Researchers at UT Southwestern Medical Center have overturned the current theory of how a pheromone works at the molecular level to trigger behavior in fruit flies.
The finding, if it proves true in other species, might lead to new ways to manipulate the actions of harmful insects, the researchers said.
They found that the pheromone, which affects mate recognition and sexual behavior, does not directly attach to nerve cells, as was previously thought. Rather, the pheromone first docks onto a free-floating protein in the insect’s antennae called LUSH.
This docking action causes LUSH to change shape. The reshaped protein, not the pheromone itself, is what activates the nerve cells, the researchers found. Their findings show that the pheromone only indirectly controls the animal’s behavior.
“If we can inhibit this molecular interaction, we might be better able to control pests that harm crops, carry malaria and so forth,” said Dr. Dean Smith, associate professor of pharmacology and neuroscience at UT Southwestern and senior author of the study, which appears online today and in Friday’s issue of the journal Cell.
Pheromones are molecules that an organism releases to trigger a specific behavior in other members of its species. Insects make wide use of pheromones to attract mates, signal the location of food, warn of attackers and provide other signals. Detection of pheromones is so sensitive that, in some cases, a single molecule is enough to trigger a response.
In agriculture, pheromones for some pest species are already used to protect crops by disrupting reproduction.

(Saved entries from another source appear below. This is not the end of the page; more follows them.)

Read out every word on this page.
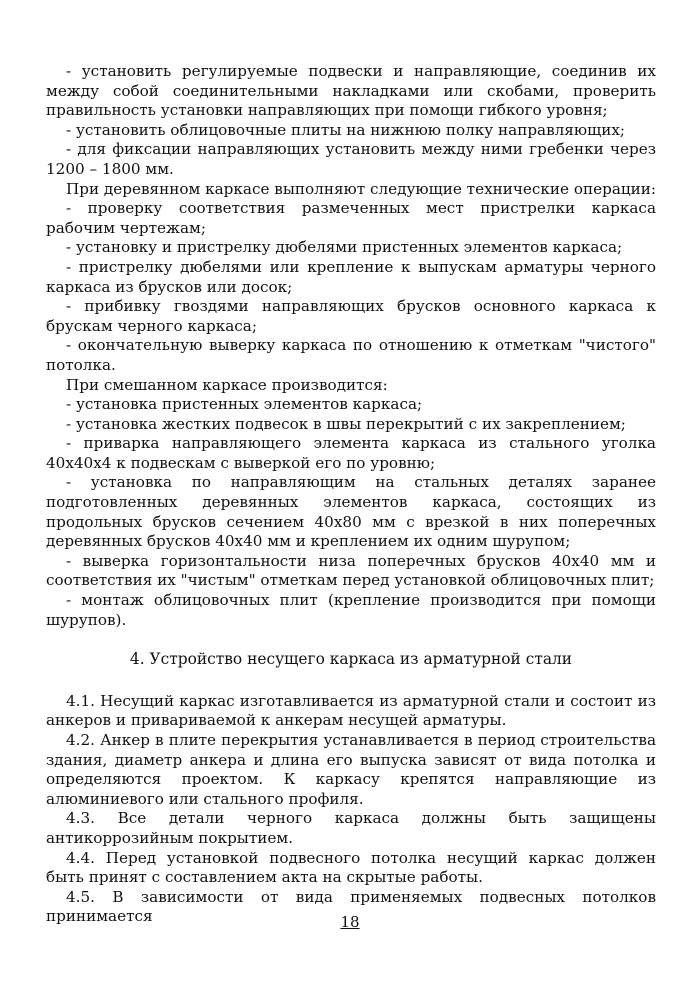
- установить регулируемые подвески и направляющие, соединив их между собой соединительными накладками или скобами, проверить правильность установки направляющих при помощи гибкого уровня;

- установить облицовочные плиты на нижнюю полку направляющих;

- для фиксации направляющих установить между ними гребенки через 1200 – 1800 мм.

При деревянном каркасе выполняют следующие технические операции:

- проверку соответствия размеченных мест пристрелки каркаса рабочим чертежам;

- установку и пристрелку дюбелями пристенных элементов каркаса;

- пристрелку дюбелями или крепление к выпускам арматуры черного каркаса из брусков или досок;

- прибивку гвоздями направляющих брусков основного каркаса к брускам черного каркаса;

- окончательную выверку каркаса по отношению к отметкам "чистого" потолка.

При смешанном каркасе производится:

- установка пристенных элементов каркаса;

- установка жестких подвесок в швы перекрытий с их закреплением;

- приварка направляющего элемента каркаса из стального уголка 40х40х4 к подвескам с выверкой его по уровню;

- установка по направляющим на стальных деталях заранее подготовленных деревянных элементов каркаса, состоящих из продольных брусков сечением 40х80 мм с врезкой в них поперечных деревянных брусков 40х40 мм и креплением их одним шурупом;

- выверка горизонтальности низа поперечных брусков 40х40 мм и соответствия их "чистым" отметкам перед установкой облицовочных плит;

- монтаж облицовочных плит (крепление производится при помощи шурупов).

4. Устройство несущего каркаса из арматурной стали

4.1. Несущий каркас изготавливается из арматурной стали и состоит из анкеров и привариваемой к анкерам несущей арматуры.

4.2. Анкер в плите перекрытия устанавливается в период строительства здания, диаметр анкера и длина его выпуска зависят от вида потолка и определяются проектом. К каркасу крепятся направляющие из алюминиевого или стального профиля.

4.3. Все детали черного каркаса должны быть защищены антикоррозийным покрытием.

4.4. Перед установкой подвесного потолка несущий каркас должен быть принят с составлением акта на скрытые работы.

4.5. В зависимости от вида применяемых подвесных потолков принимается	18
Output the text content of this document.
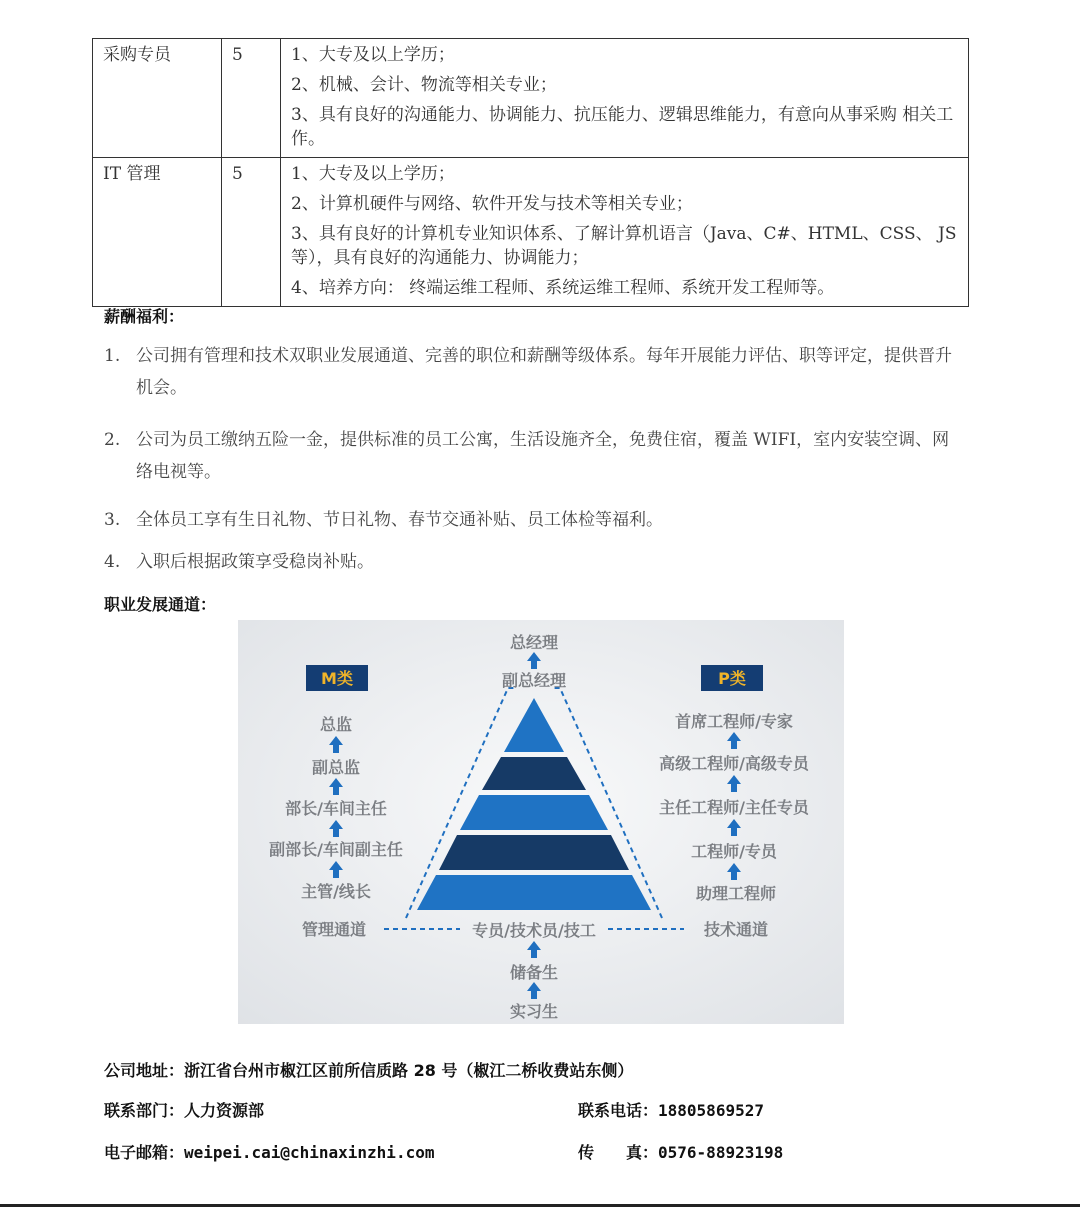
采购专员	5	1、大专及以上学历；

2、机械、会计、物流等相关专业；

3、具有良好的沟通能力、协调能力、抗压能力、逻辑思维能力，有意向从事采购 相关工作。

IT 管理	5	1、大专及以上学历；

2、计算机硬件与网络、软件开发与技术等相关专业；

3、具有良好的计算机专业知识体系、了解计算机语言（Java、C#、HTML、CSS、 JS等），具有良好的沟通能力、协调能力；

4、培养方向： 终端运维工程师、系统运维工程师、系统开发工程师等。

薪酬福利：
1. 公司拥有管理和技术双职业发展通道、完善的职位和薪酬等级体系。每年开展能力评估、职等评定，提供晋升机会。
2. 公司为员工缴纳五险一金，提供标准的员工公寓，生活设施齐全，免费住宿，覆盖 WIFI，室内安装空调、网络电视等。
3. 全体员工享有生日礼物、节日礼物、春节交通补贴、员工体检等福利。
4. 入职后根据政策享受稳岗补贴。
职业发展通道：
M类	P类
总经理
副总经理
总监
副总监
部长/车间主任
副部长/车间副主任
主管/线长
管理通道
首席工程师/专家
高级工程师/高级专员
主任工程师/主任专员
工程师/专员
助理工程师
技术通道
专员/技术员/技工
储备生
实习生
公司地址：浙江省台州市椒江区前所信质路 28 号（椒江二桥收费站东侧）
联系部门：人力资源部	联系电话：18805869527
电子邮箱：weipei.cai@chinaxinzhi.com	传　　真：0576-88923198
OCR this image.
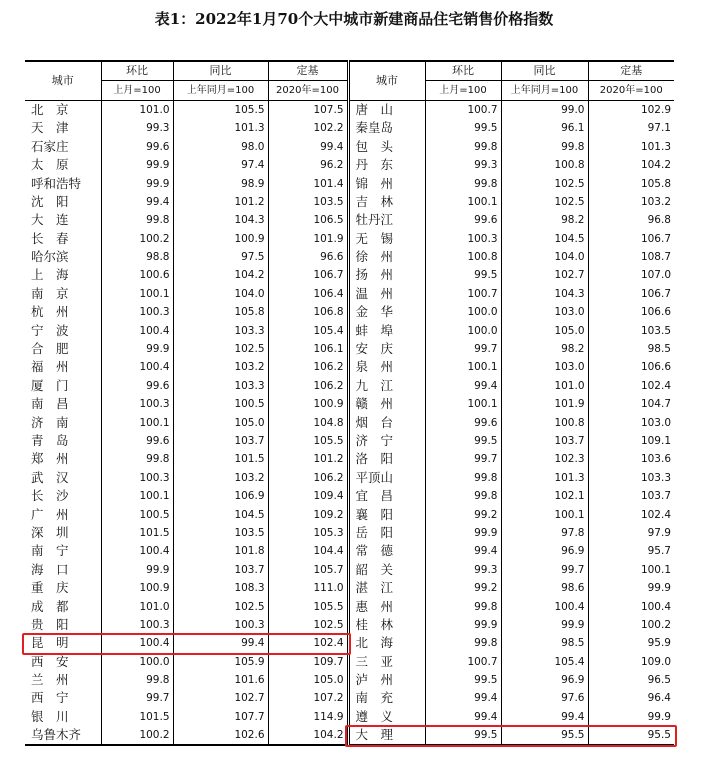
表1：2022年1月70个大中城市新建商品住宅销售价格指数
城市	环比	同比	定基	城市	环比	同比	定基
	上月=100	上年同月=100	2020年=100		上月=100	上年同月=100	2020年=100
北　京	101.0	105.5	107.5	唐　山	100.7	99.0	102.9
天　津	99.3	101.3	102.2	秦皇岛	99.5	96.1	97.1
石家庄	99.6	98.0	99.4	包　头	99.8	99.8	101.3
太　原	99.9	97.4	96.2	丹　东	99.3	100.8	104.2
呼和浩特	99.9	98.9	101.4	锦　州	99.8	102.5	105.8
沈　阳	99.4	101.2	103.5	吉　林	100.1	102.5	103.2
大　连	99.8	104.3	106.5	牡丹江	99.6	98.2	96.8
长　春	100.2	100.9	101.9	无　锡	100.3	104.5	106.7
哈尔滨	98.8	97.5	96.6	徐　州	100.8	104.0	108.7
上　海	100.6	104.2	106.7	扬　州	99.5	102.7	107.0
南　京	100.1	104.0	106.4	温　州	100.7	104.3	106.7
杭　州	100.3	105.8	106.8	金　华	100.0	103.0	106.6
宁　波	100.4	103.3	105.4	蚌　埠	100.0	105.0	103.5
合　肥	99.9	102.5	106.1	安　庆	99.7	98.2	98.5
福　州	100.4	103.2	106.2	泉　州	100.1	103.0	106.6
厦　门	99.6	103.3	106.2	九　江	99.4	101.0	102.4
南　昌	100.3	100.5	100.9	赣　州	100.1	101.9	104.7
济　南	100.1	105.0	104.8	烟　台	99.6	100.8	103.0
青　岛	99.6	103.7	105.5	济　宁	99.5	103.7	109.1
郑　州	99.8	101.5	101.2	洛　阳	99.7	102.3	103.6
武　汉	100.3	103.2	106.2	平顶山	99.8	101.3	103.3
长　沙	100.1	106.9	109.4	宜　昌	99.8	102.1	103.7
广　州	100.5	104.5	109.2	襄　阳	99.2	100.1	102.4
深　圳	101.5	103.5	105.3	岳　阳	99.9	97.8	97.9
南　宁	100.4	101.8	104.4	常　德	99.4	96.9	95.7
海　口	99.9	103.7	105.7	韶　关	99.3	99.7	100.1
重　庆	100.9	108.3	111.0	湛　江	99.2	98.6	99.9
成　都	101.0	102.5	105.5	惠　州	99.8	100.4	100.4
贵　阳	100.3	100.3	102.5	桂　林	99.9	99.9	100.2
昆　明	100.4	99.4	102.4	北　海	99.8	98.5	95.9
西　安	100.0	105.9	109.7	三　亚	100.7	105.4	109.0
兰　州	99.8	101.6	105.0	泸　州	99.5	96.9	96.5
西　宁	99.7	102.7	107.2	南　充	99.4	97.6	96.4
银　川	101.5	107.7	114.9	遵　义	99.4	99.4	99.9
乌鲁木齐	100.2	102.6	104.2	大　理	99.5	95.5	95.5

The current study used the fruit fly Drosophila melanogaster and focused on a pheromone called cVA (11-cis vaccenyl acetate). Only male flies produce cVA, but both males and females react to it. It is involved in clustering, mate recognition and sexual behavior.
The researchers examined the interaction of cVA with a type of nerve cell called T1 in the antennae of Drosophila. Holes in the antenna allow cVA to enter a fluid-filled chamber that surrounds these nerve cells. When the pheromone enters the antenna, the nerve cells fire.
The fluid surrounding the nerve cells also contains the LUSH protein, which was already known to bind to cVA. The prevailing theory is that LUSH proteins act as a carrier, picking up any cVA molecules that enter the antenna, transporting them to the nerve cells and releasing the pheromone molecules to bind directly to the nerve cells, Dr. Smith said.
In their experiments, Dr. Smith’s group examined the nerve cells’ firing patterns in genetically altered flies. The researchers also created variations of LUSH with varying abilities to change shape. One variant of LUSH, designed to mimic the shape it takes when bound to cVA, was capable of stimulating the nerve in the complete absence of the pheromone.
“LUSH is clearly important for activating the nerve,” Dr. Smith said. “The nerve cell’s receptor is designed to work only when cVA and LUSH are bound together. It’s a very unusual pathway that allows even single pheromone molecules to activate the nerves.”
The researchers are further examining the interaction between the pheromone and the nerve cell receptors.
Dr. Smith said if pheromone systems work this way in other insect species, researchers might be able to design compounds that block the action of pheromones, allowing them to manipulate and control pest behavior, including controlling mating and reproduction.
Dr. Tal Soo Ha, postdoctoral researcher in pharmacology at UT Southwestern, and researchers from the University of Colorado Denver also participated in the study.
The work was funded by the National Institutes of Health, with further support from the Howard Hughes Medical Institute and the University of Colorado Cancer Center.